Recognizing the critical need for specialized drug development, Scantox is dedicated to establishing a robust preclinical drug development platform for various types of diseases. Services range from target identification to safety and toxicology studies needed for IND approval. Our experienced, multidisciplinary team utilizes advanced tools to customize drug development processes for small molecules, biologics, and gene therapies, addressing rare diseases’ unique and complex challenges.
End-to-End Preclinical Services
At Scantox, we employ integrated approaches using advanced in vitro and in vivo tools to evaluate drugs for orphan diseases. These tools accelerate preclinical studies and support the transition of promising treatments into First-In-Human trials.
Advanced Cell-based assays
Our in vitro capabilities encompass a range of cell systems, such as isolated neurons and cell lines crucial for screening novel compounds targeting disease-specific pathologies. We also offer disease-relevant cell systems, including iPS cells, patient-derived tissues, and primary cell lines. These resources enable us to develop tailored models and design precise assays for specific diseases.
Robust Animal Models
We complement our in vitro work with extensive in vivo model development, a cornerstone of Scantox services. Customers can choose from various transgenic and induced animal models, such as those used to elicit neuroinflammation experimentally. Our rodent models and precise study setups are crucial in selecting promising drugs for orphan diseases.

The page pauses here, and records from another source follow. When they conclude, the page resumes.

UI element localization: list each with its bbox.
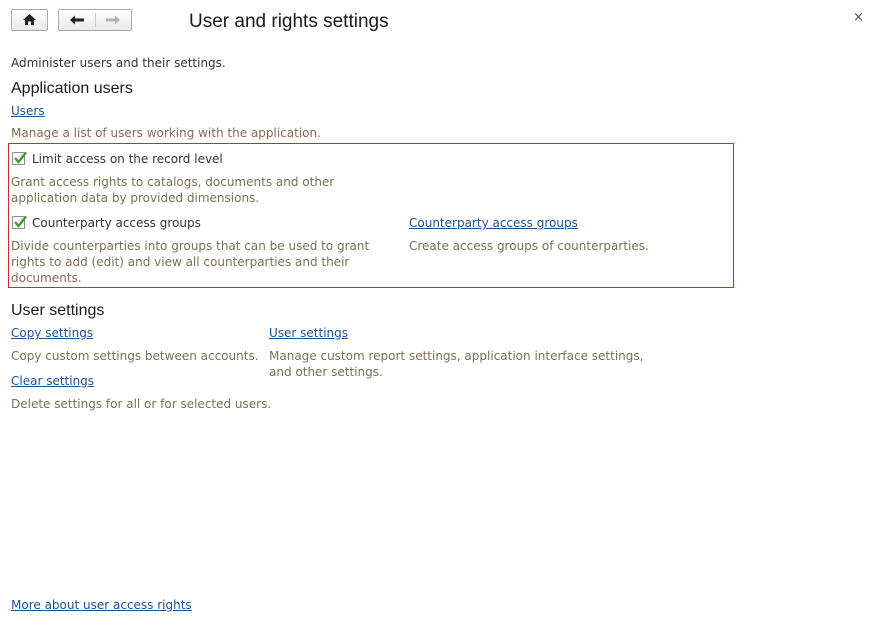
home-button[interactable] bbox=[11, 9, 48, 31]
user-settings-heading: User settings bbox=[11, 302, 105, 319]
close-icon: × bbox=[853, 10, 864, 25]
counterparty-groups-description: Divide counterparties into groups that c… bbox=[11, 239, 370, 285]
copy-settings-description: Copy custom settings between accounts. bbox=[11, 349, 259, 363]
limit-access-description: Grant access rights to catalogs, documen… bbox=[11, 175, 335, 205]
counterparty-groups-label[interactable]: Counterparty access groups bbox=[32, 216, 201, 230]
back-button[interactable] bbox=[59, 10, 95, 30]
page-title: User and rights settings bbox=[189, 11, 389, 32]
close-button[interactable]: × bbox=[853, 10, 864, 25]
more-about-access-rights-link[interactable]: More about user access rights bbox=[11, 598, 192, 612]
limit-access-checkbox[interactable] bbox=[12, 151, 27, 165]
counterparty-groups-link-description: Create access groups of counterparties. bbox=[409, 239, 649, 253]
home-icon bbox=[12, 10, 47, 30]
user-settings-description: Manage custom report settings, applicati… bbox=[269, 349, 644, 379]
intro-text: Administer users and their settings. bbox=[11, 56, 226, 70]
arrow-left-icon bbox=[59, 10, 95, 30]
application-users-heading: Application users bbox=[11, 80, 133, 97]
clear-settings-link[interactable]: Clear settings bbox=[11, 374, 94, 388]
users-description: Manage a list of users working with the … bbox=[11, 126, 321, 140]
forward-button[interactable] bbox=[96, 10, 131, 30]
user-settings-link[interactable]: User settings bbox=[269, 326, 348, 340]
clear-settings-description: Delete settings for all or for selected … bbox=[11, 397, 272, 411]
counterparty-groups-link[interactable]: Counterparty access groups bbox=[409, 216, 578, 230]
copy-settings-link[interactable]: Copy settings bbox=[11, 326, 93, 340]
counterparty-groups-checkbox[interactable] bbox=[12, 215, 27, 229]
limit-access-label[interactable]: Limit access on the record level bbox=[32, 152, 223, 166]
arrow-right-icon bbox=[96, 10, 131, 30]
navigation-group bbox=[58, 9, 132, 31]
users-link[interactable]: Users bbox=[11, 104, 45, 118]
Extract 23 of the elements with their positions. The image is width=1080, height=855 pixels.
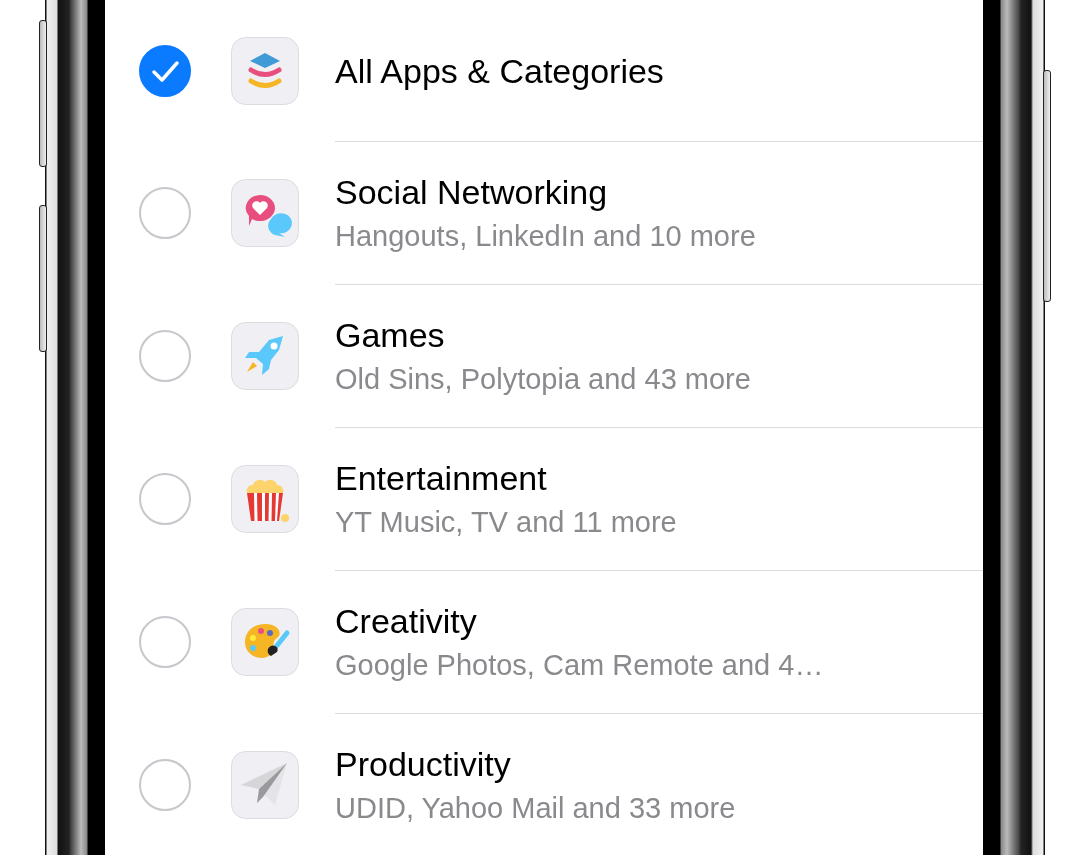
rocket-icon (231, 321, 299, 390)
category-title: Entertainment (335, 458, 548, 498)
radio-button[interactable] (139, 758, 191, 811)
radio-button[interactable] (139, 472, 191, 525)
paint-palette-icon (231, 607, 299, 676)
radio-button[interactable] (139, 615, 191, 668)
category-subtitle: UDID, Yahoo Mail and 33 more (335, 791, 737, 826)
chat-bubbles-icon (231, 178, 299, 247)
radio-button[interactable] (139, 44, 191, 97)
popcorn-icon (231, 464, 299, 533)
category-subtitle: Google Photos, Cam Remote and 4… (335, 648, 825, 683)
category-title: Productivity (335, 744, 512, 784)
category-subtitle: Old Sins, Polytopia and 43 more (335, 362, 752, 397)
category-subtitle: YT Music, TV and 11 more (335, 505, 678, 540)
category-title: Social Networking (335, 172, 609, 212)
category-title: Creativity (335, 601, 478, 641)
category-subtitle: Hangouts, LinkedIn and 10 more (335, 219, 757, 254)
radio-button[interactable] (139, 329, 191, 382)
paper-plane-icon (231, 750, 299, 819)
radio-button[interactable] (139, 186, 191, 239)
category-title: All Apps & Categories (335, 50, 665, 91)
layers-icon (231, 36, 299, 105)
category-title: Games (335, 315, 446, 355)
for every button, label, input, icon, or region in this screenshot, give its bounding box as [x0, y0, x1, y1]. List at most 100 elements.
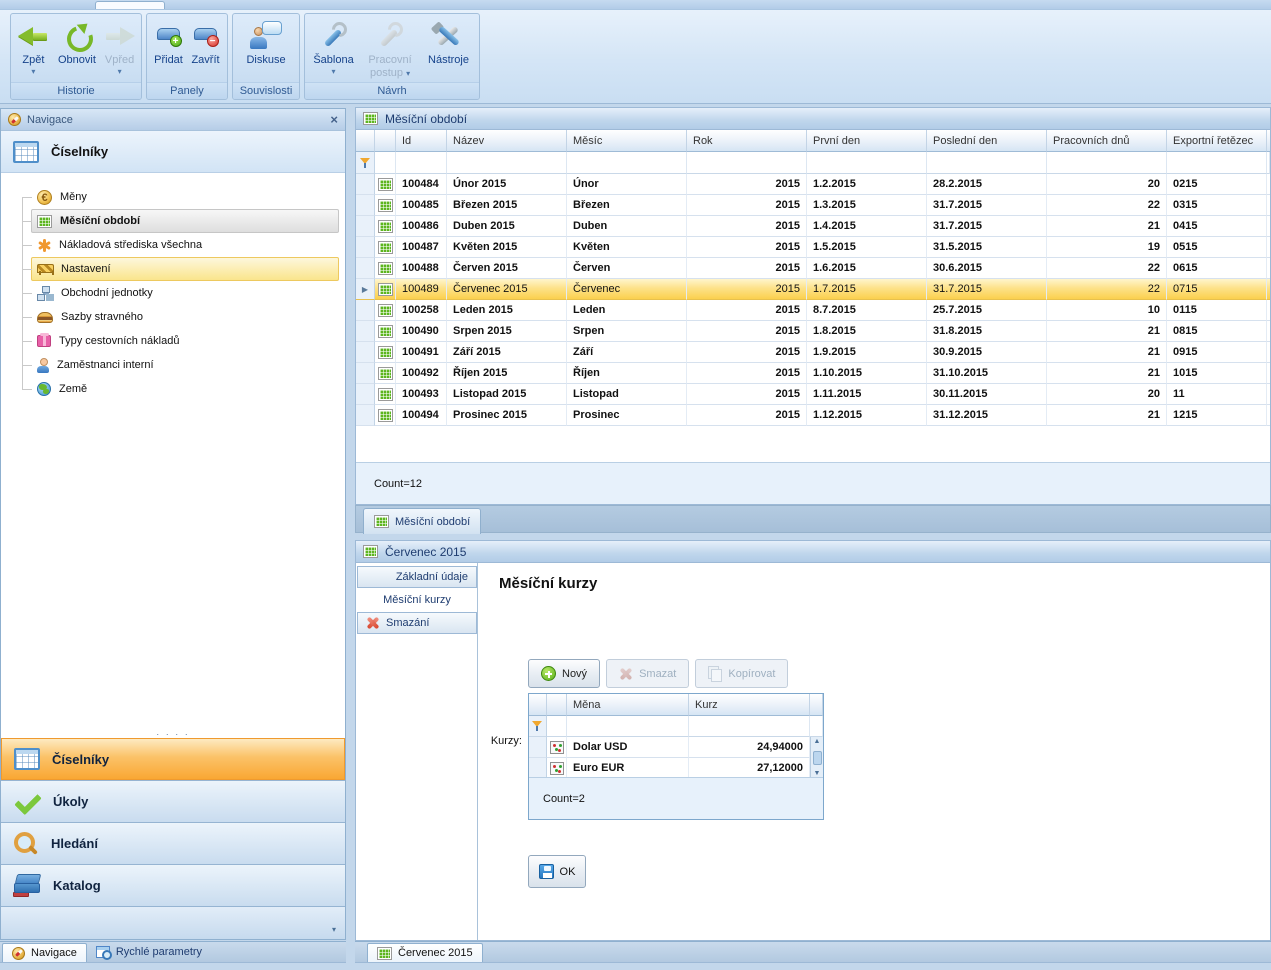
tree-item-typy-cestovnich-nakladu[interactable]: Typy cestovních nákladů [31, 329, 339, 353]
sidebar-item-ciselniky[interactable]: Číselníky [1, 738, 345, 780]
tree-item-mesicni-obdobi[interactable]: Měsíční období [31, 209, 339, 233]
cell-id[interactable]: 100493 [396, 384, 447, 405]
cell-exportni-retezec[interactable]: 0515 [1167, 237, 1267, 258]
row-indicator[interactable] [356, 258, 375, 279]
cell-prvni-den[interactable]: 1.6.2015 [807, 258, 927, 279]
row-indicator[interactable] [529, 758, 547, 779]
column-header-mesic[interactable]: Měsíc [567, 130, 687, 152]
cell-posledni-den[interactable]: 30.11.2015 [927, 384, 1047, 405]
cell-pracovnich-dnu[interactable]: 21 [1047, 321, 1167, 342]
column-header-prvni-den[interactable]: První den [807, 130, 927, 152]
cell-pracovnich-dnu[interactable]: 22 [1047, 258, 1167, 279]
cell-exportni-retezec[interactable]: 1015 [1167, 363, 1267, 384]
table-row[interactable]: 100490Srpen 2015Srpen20151.8.201531.8.20… [356, 321, 1270, 342]
ribbon-active-tab[interactable] [95, 1, 165, 9]
cell-rok[interactable]: 2015 [687, 363, 807, 384]
row-indicator[interactable] [529, 737, 547, 758]
cell-nazev[interactable]: Březen 2015 [447, 195, 567, 216]
cell-rok[interactable]: 2015 [687, 405, 807, 426]
cell-id[interactable]: 100492 [396, 363, 447, 384]
cell-nazev[interactable]: Červen 2015 [447, 258, 567, 279]
cell-exportni-retezec[interactable]: 0315 [1167, 195, 1267, 216]
cell-mesic[interactable]: Prosinec [567, 405, 687, 426]
cell-mesic[interactable]: Srpen [567, 321, 687, 342]
cell-posledni-den[interactable]: 31.12.2015 [927, 405, 1047, 426]
cell-pracovnich-dnu[interactable]: 22 [1047, 195, 1167, 216]
close-panel-button[interactable]: − Zavřít [187, 15, 224, 67]
cell-exportni-retezec[interactable]: 11 [1167, 384, 1267, 405]
table-row[interactable]: 100487Květen 2015Květen20151.5.201531.5.… [356, 237, 1270, 258]
cell-mesic[interactable]: Červenec [567, 279, 687, 300]
tree-item-meny[interactable]: Měny [31, 185, 339, 209]
row-indicator[interactable] [356, 195, 375, 216]
cell-nazev[interactable]: Prosinec 2015 [447, 405, 567, 426]
cell-id[interactable]: 100491 [396, 342, 447, 363]
cell-pracovnich-dnu[interactable]: 10 [1047, 300, 1167, 321]
table-row[interactable]: 100486Duben 2015Duben20151.4.201531.7.20… [356, 216, 1270, 237]
cell-pracovnich-dnu[interactable]: 20 [1047, 384, 1167, 405]
cell-id[interactable]: 100489 [396, 279, 447, 300]
cell-prvni-den[interactable]: 1.11.2015 [807, 384, 927, 405]
table-row[interactable]: 100484Únor 2015Únor20151.2.201528.2.2015… [356, 174, 1270, 195]
cell-nazev[interactable]: Duben 2015 [447, 216, 567, 237]
row-indicator[interactable] [356, 321, 375, 342]
sidebar-item-katalog[interactable]: Katalog [1, 864, 345, 906]
template-button[interactable]: Šablona ▾ [308, 15, 359, 76]
cell-mesic[interactable]: Červen [567, 258, 687, 279]
cell-posledni-den[interactable]: 25.7.2015 [927, 300, 1047, 321]
cell-exportni-retezec[interactable]: 0115 [1167, 300, 1267, 321]
filter-cell[interactable] [547, 716, 567, 737]
filter-cell[interactable] [567, 152, 687, 174]
row-indicator[interactable] [356, 237, 375, 258]
cell-exportni-retezec[interactable]: 0215 [1167, 174, 1267, 195]
tree-item-nastaveni[interactable]: Nastavení [31, 257, 339, 281]
column-header-nazev[interactable]: Název [447, 130, 567, 152]
cell-mesic[interactable]: Březen [567, 195, 687, 216]
cell-id[interactable]: 100485 [396, 195, 447, 216]
cell-prvni-den[interactable]: 8.7.2015 [807, 300, 927, 321]
row-indicator[interactable] [356, 300, 375, 321]
cell-id[interactable]: 100487 [396, 237, 447, 258]
cell-mena[interactable]: Euro EUR [567, 758, 689, 779]
row-indicator[interactable] [356, 216, 375, 237]
cell-pracovnich-dnu[interactable]: 19 [1047, 237, 1167, 258]
cell-posledni-den[interactable]: 31.7.2015 [927, 216, 1047, 237]
cell-pracovnich-dnu[interactable]: 21 [1047, 363, 1167, 384]
row-indicator[interactable] [356, 342, 375, 363]
cell-rok[interactable]: 2015 [687, 384, 807, 405]
sidebar-item-hledani[interactable]: Hledání [1, 822, 345, 864]
filter-cell[interactable] [567, 716, 689, 737]
cell-nazev[interactable]: Květen 2015 [447, 237, 567, 258]
cell-prvni-den[interactable]: 1.3.2015 [807, 195, 927, 216]
cell-rok[interactable]: 2015 [687, 258, 807, 279]
row-indicator[interactable] [356, 384, 375, 405]
cell-id[interactable]: 100494 [396, 405, 447, 426]
cell-rok[interactable]: 2015 [687, 237, 807, 258]
cell-rok[interactable]: 2015 [687, 195, 807, 216]
cell-exportni-retezec[interactable]: 0615 [1167, 258, 1267, 279]
sidebar-item-ukoly[interactable]: Úkoly [1, 780, 345, 822]
tree-item-nakladova-strediska[interactable]: Nákladová střediska všechna [31, 233, 339, 257]
cell-posledni-den[interactable]: 28.2.2015 [927, 174, 1047, 195]
cell-nazev[interactable]: Únor 2015 [447, 174, 567, 195]
table-row[interactable]: 100258Leden 2015Leden20158.7.201525.7.20… [356, 300, 1270, 321]
cell-exportni-retezec[interactable]: 0815 [1167, 321, 1267, 342]
kurzy-scrollbar[interactable]: ▲ ▼ [810, 737, 823, 779]
cell-prvni-den[interactable]: 1.2.2015 [807, 174, 927, 195]
add-panel-button[interactable]: + Přidat [150, 15, 187, 67]
ok-button[interactable]: OK [528, 855, 586, 888]
column-header-id[interactable]: Id [396, 130, 447, 152]
cell-rok[interactable]: 2015 [687, 279, 807, 300]
cell-mesic[interactable]: Únor [567, 174, 687, 195]
footer-tab-cervenec[interactable]: Červenec 2015 [367, 943, 483, 962]
cell-nazev[interactable]: Říjen 2015 [447, 363, 567, 384]
tab-zakladni-udaje[interactable]: Základní údaje [357, 566, 477, 588]
row-indicator[interactable] [356, 405, 375, 426]
sidebar-collapse-bar[interactable]: ▾ [1, 906, 345, 939]
cell-exportni-retezec[interactable]: 0915 [1167, 342, 1267, 363]
cell-nazev[interactable]: Srpen 2015 [447, 321, 567, 342]
row-indicator[interactable] [356, 174, 375, 195]
cell-id[interactable]: 100486 [396, 216, 447, 237]
footer-tab-navigace[interactable]: Navigace [2, 943, 87, 962]
table-row[interactable]: 100493Listopad 2015Listopad20151.11.2015… [356, 384, 1270, 405]
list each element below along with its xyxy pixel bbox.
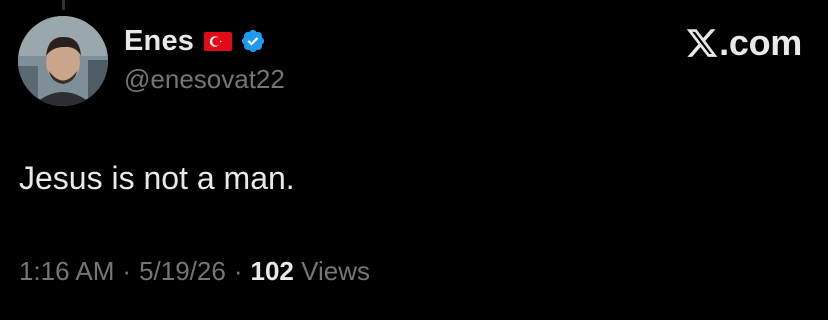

We maintain a range of ready-to-go in vivo models and routinely develop or setup customized models in mice and rats to address emerging research needs.
Examples of ready-to-go models by indication within the rare disease field:
- Neurodegenerative diseases
- Lysosomal storage disorders
- Pompe Disease
- Gaucher Disease
- Sanfilippo Syndrome
- Niemann-Pick Disease
- Fabry Disease: Read this article for more detailed information
- Other rare genetic diseases
State-of-the-Art Facilities
Scantox maintains breeding colonies for some of the models at our research facility. Additionally, we collaborate closely with well-known breeders of transgenic and non-transgenic rodents. Non-transgenic littermates are available as control animals needed for proper study design. Our facilities allow evaluations under Biosafety Level 2. De-risking packages include standard non-GLP exploratory studies in mice and rats. Advanced regulatory studies adhering to GLP standards ensure the highest quality and regulatory compliance.
Study Design & Readouts
Scantox offers custom-tailored study designs for all disease models to meet specific drug development needs. We work closely with clients to select the most suitable host species based on the drug’s nature and determine the best sample analysis methods.
In addition to animal model- and disease-specific readouts, we can include pharmacokinetic and pharmacodynamic measurements, safety assessments, and investigations of mechanisms of action bymonitoring critical biomarkers with customized and established analytical methods. Our bioanalysis department can analyze samples when required.
Team – Specialized Experts
The orphan disease development team comprises dedicated professionals, including study directors with specialized expertise in rare diseases and skilled animal technicians.
Known for their speed and effective communication, the team provides flexible solutions tailored to each project. Our collaborative and rigorous quality-driven approach ensures effective navigation through the complex preclinical stages of development.